Best Practices for Building Apps on the Cluster
If you need to maintain your own software on the cluster, follow these best practices to create a reliable build and make sure you can repeat your work in the future.
Good software is reliable because you control the conditions under which it is built and used. It's all about the discipline of your practices as a developer, builder, or user.
Good research follows good practices.
Background and Example
This guide builds the software Breakdancer as an example because it is typical of evolving leading edge research software, it touches on a several build issues, and because it bubbled to the top.
The upstream build instructions for Breakdancer are on GitHub. You should always adjust upstream instructions to meet the needs of your local environment, in this case the environment of the cluster.
Generally, the upstream build instructions will be mostly correct. You are maintaining software packages in a shared environment without root privileges, however, so you must make standard minor modifications so the build works as a non-root user:
- you must specify the install location somewhere you have write permission
- you won't need to do `sudo` anything
Control your build environment
NOTE: This is a big part of reproducable results in research so it's important! Don't be a lazy builder.
Start with a pristine environment.
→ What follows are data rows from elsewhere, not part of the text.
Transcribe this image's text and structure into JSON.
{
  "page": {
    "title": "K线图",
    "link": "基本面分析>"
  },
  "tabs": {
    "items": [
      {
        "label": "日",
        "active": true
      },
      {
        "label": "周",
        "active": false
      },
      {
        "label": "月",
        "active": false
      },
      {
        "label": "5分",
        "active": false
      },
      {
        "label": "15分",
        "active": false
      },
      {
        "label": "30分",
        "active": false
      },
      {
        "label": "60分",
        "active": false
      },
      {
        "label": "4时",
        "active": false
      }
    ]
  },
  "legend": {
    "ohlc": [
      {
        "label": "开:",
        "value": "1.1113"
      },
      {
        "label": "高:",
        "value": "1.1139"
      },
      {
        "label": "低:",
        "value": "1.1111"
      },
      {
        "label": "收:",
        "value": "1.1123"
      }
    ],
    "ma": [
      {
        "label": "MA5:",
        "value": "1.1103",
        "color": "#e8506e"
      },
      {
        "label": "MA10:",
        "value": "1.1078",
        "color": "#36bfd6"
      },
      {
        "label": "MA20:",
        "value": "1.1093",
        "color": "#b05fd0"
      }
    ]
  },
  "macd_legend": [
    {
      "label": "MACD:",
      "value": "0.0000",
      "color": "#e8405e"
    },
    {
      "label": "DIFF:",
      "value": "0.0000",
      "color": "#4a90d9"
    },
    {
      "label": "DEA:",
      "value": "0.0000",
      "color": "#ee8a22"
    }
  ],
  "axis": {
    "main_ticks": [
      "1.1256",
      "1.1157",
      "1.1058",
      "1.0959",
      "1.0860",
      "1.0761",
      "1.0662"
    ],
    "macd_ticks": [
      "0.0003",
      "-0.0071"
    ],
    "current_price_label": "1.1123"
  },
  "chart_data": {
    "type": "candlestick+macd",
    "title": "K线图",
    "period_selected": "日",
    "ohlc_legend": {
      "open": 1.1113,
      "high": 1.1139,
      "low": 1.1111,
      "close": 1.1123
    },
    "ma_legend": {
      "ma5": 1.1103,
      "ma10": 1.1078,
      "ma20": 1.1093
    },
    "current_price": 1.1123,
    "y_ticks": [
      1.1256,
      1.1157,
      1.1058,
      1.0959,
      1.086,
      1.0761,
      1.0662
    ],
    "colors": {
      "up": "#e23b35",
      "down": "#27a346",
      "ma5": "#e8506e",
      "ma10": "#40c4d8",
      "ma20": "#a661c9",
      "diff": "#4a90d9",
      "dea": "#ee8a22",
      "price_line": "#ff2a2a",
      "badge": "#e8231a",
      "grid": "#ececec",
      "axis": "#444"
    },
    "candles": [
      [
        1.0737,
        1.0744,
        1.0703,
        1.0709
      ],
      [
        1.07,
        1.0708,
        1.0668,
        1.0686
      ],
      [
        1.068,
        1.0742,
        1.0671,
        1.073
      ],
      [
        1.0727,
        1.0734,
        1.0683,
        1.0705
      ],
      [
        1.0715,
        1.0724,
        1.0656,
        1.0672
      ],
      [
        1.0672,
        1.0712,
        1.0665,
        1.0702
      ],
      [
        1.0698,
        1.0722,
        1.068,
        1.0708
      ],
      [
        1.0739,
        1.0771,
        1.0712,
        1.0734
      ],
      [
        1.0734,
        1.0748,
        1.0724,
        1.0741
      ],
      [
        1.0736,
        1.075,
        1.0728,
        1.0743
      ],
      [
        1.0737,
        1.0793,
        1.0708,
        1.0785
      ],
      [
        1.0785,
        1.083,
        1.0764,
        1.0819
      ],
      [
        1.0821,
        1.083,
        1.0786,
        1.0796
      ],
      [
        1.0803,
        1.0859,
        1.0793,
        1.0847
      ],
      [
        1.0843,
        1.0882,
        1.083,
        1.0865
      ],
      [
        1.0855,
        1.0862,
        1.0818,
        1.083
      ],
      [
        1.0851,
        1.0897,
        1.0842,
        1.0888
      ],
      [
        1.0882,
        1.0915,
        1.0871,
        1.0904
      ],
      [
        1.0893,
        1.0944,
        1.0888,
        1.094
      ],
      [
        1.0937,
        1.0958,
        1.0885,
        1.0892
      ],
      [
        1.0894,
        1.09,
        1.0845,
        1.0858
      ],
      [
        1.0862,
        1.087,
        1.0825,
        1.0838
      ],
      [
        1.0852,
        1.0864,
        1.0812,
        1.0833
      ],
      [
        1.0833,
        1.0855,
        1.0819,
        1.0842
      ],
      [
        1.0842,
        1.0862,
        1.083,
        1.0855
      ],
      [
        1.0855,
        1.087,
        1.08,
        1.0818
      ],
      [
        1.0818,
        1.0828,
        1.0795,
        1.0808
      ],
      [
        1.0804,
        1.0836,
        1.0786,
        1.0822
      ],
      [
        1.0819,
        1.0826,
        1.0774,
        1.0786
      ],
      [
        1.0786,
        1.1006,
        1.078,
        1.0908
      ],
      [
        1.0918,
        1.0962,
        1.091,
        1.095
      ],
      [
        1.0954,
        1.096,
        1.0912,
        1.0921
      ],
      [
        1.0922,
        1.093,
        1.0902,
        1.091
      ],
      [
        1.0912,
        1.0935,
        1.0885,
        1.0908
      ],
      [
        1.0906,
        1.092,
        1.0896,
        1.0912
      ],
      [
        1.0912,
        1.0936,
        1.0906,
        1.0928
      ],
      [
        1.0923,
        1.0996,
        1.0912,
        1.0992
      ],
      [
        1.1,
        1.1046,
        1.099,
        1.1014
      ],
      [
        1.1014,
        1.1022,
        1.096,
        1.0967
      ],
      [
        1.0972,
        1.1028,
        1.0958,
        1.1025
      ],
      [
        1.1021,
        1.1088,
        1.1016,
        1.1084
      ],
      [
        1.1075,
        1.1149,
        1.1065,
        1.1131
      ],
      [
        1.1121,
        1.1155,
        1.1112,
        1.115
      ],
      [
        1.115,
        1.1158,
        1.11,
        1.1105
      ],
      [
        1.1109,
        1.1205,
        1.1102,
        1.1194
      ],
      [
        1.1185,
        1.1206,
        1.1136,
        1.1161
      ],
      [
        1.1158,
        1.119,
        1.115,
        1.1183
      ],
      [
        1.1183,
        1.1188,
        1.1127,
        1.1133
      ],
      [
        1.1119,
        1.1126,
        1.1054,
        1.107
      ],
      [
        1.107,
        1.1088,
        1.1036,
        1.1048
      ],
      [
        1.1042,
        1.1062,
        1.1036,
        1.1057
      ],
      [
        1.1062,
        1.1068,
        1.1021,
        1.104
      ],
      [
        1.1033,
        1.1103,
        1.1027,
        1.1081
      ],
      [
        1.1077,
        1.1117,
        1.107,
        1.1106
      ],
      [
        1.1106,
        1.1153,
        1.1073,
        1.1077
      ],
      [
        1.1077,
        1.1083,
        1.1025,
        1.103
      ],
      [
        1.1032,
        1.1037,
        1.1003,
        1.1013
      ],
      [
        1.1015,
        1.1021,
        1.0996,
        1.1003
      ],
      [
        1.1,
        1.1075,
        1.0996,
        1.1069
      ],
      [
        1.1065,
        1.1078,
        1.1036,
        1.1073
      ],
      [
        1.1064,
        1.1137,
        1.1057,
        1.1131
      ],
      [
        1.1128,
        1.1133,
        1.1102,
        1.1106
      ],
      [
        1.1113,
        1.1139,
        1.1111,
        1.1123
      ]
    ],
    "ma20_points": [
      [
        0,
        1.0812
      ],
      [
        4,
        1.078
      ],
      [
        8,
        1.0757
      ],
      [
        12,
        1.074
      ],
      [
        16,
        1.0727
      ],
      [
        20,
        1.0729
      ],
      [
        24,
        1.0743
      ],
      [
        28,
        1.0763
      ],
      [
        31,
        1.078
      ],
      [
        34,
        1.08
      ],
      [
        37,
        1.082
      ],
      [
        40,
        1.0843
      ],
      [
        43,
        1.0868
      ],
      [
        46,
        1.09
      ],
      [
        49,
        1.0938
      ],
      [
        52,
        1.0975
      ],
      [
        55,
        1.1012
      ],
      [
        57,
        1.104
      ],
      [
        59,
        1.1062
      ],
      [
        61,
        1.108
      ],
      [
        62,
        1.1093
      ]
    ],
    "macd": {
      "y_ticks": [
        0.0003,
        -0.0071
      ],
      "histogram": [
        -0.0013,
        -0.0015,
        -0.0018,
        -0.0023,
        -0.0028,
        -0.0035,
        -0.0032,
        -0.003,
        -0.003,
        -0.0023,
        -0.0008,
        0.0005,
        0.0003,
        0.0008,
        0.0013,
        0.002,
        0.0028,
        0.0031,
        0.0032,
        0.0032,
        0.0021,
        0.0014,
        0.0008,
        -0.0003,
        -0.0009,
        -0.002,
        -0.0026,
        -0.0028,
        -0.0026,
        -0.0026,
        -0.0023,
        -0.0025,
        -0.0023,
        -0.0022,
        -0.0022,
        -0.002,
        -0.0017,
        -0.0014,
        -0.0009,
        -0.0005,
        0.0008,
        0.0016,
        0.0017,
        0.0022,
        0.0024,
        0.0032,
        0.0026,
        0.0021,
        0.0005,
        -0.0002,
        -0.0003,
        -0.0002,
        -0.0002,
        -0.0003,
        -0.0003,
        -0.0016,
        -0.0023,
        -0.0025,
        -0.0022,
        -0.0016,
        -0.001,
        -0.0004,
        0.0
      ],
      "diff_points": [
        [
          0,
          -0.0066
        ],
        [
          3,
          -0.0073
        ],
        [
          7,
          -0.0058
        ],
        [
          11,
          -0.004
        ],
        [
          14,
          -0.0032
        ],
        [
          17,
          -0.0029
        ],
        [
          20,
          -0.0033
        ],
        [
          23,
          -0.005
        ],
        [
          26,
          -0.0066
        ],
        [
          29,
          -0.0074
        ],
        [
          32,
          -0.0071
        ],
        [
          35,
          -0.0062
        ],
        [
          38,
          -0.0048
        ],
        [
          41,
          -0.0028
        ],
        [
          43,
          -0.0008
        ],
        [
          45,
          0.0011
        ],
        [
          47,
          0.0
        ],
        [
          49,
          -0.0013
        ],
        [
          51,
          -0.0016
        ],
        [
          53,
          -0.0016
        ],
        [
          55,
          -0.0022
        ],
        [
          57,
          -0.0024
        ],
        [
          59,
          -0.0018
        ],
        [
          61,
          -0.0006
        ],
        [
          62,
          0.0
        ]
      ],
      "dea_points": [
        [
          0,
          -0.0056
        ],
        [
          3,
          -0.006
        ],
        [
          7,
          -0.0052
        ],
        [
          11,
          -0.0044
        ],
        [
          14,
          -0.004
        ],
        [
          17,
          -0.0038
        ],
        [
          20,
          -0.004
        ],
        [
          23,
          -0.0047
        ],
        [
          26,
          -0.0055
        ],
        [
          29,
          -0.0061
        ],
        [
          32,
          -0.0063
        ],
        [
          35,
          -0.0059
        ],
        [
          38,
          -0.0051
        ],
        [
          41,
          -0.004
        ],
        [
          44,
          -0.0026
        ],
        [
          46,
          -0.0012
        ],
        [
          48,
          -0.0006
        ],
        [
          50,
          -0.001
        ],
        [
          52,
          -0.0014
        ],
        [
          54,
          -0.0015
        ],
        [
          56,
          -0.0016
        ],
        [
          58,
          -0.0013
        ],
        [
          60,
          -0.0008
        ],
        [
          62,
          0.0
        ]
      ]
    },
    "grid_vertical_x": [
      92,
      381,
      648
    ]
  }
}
You don't want careless inclusion of binary or library paths to alter your build environment. You want your build to be predicatable from one build to the next.
The most important variables to control for builds are PATH and LD_LIBRARY_PATH. Don't ever use the default PATH for a build. Define your PATH explictly for predictable results.
You can do this easily and not "mess up" your current working environment simply by starting a new subshell, just enter `bash` to get started and then `exit` when you are done. (If you're build is very involved and long, you might want to do this via an interactive job so it doesn't run on the head node.)
Choose a space to work in either a via subshell or interactive job
bash # or if your build is a heavy-weight process qlogin -l h_rt=01:00:00,vf=2G
Clean up your build environment:
PATH=/bin:/usr/bin unset LD_LIBRARY_PATH
Then add only the capabilities you need for the build into your environment. In this case:
module load cmake/18.104.22.168
You may also need to add environment customizations specific to the current build. For example the build may have dependencies on software that you built previously.
In this example, this is the samtools part of the instructions. You download, and build samtools and then set an environment variable so the later build steps can find the install location of samtools. That's the step:
Adjust build instructions for non-root users
This mostly means adjusting the install path specified during the configuration step. In this example you make this decision with the -DCMAKE_INSTALL_PREFIX cmake argument.
cmake .. -DCMAKE_BUILD_TYPE=release -DCMAKE_INSTALL_PREFIX=$HOME/breakdancer-1.4.3
For example you might be using a GNU build process so adjust the configure command like this
Adjust the install instructions for non-root users
Most build steps published on project web sites assume you are the administrator of a computer environement and have full control over it. This is rarely a requirement and is a very poor assumption for shared computing environments.
If you configured your build correctly to install in directories you own you won't have any problem running the install step as yourself.
If you get permission denied errors at this step, you didn't build your software correctly for a shared computing environment. Go back to the configure step and start over.
When you are done with the install and if you started a subshell or
Make your tool available to others on the cluster
This is where scaling a process and being a good cluster citizen comes into play.
If you are maintaining software on the cluster, consider the potential benefit to others who now may not need to build the software themselves if they can leverage your install.
At a minimum, document your effort in the docs wiki
- Create a new App page on the wiki: http://docs.uabgrid.uab.edu/wiki/MyNewApp
- Click "edit this page" on the page you get back.
- Transclude the AppStub template into your new page
- As your first edit in your new page enter the following text string to add the AppStub content to your page so you can edit it. The "MyAppName" value should be the name of the new App you are documenting.
This is the AppStub template. Replace it's content with your own content for your specific App. See App Build Best Practices for more information.
First write a short blurb about what this App does and who might be interested in using it. You should provide a link to the upstream project. A Wikipedia page name reference can be helpful here, if it it exists.
How to use MyAppName
How to use the software. Describe how to use it on the cluster by setting your environment.
Better yet, write a modules file and tell folks what module they need to load
module load MyAppName
How to build MyAppName
Describe the steps followed to build this software.
NOTE: This is critical to reproducible research and should be considered a core part of your research notebook.
Make sure you are using AppBuildBestPractices
If you are providing support for this software on the cluster let folks know how to reach you. At least let the know where they can find help online in the upstream community.
At a minimum record the link to the upstream project from where you got this software.
See Editing_Docs for information on how to edit pages on this site.
- Save this first version of the page with the comment "Derived AppStub template"
- Edit the page again, now you will see all the content from the Tempate:AppStub and can adjust for your specific app
Go further, create a module wrapper
For well maintained Apps it's best to encode the runtime requirments using the modules system. Write a module file. This let's folks (and you) simply load the module and have the environment set up.
module load breakdancer-1.4.3
More importantly, it let's folks unload the environment when they are done and avoids creating cluttered unpredictable environments (a.k.a. sloppy research environments).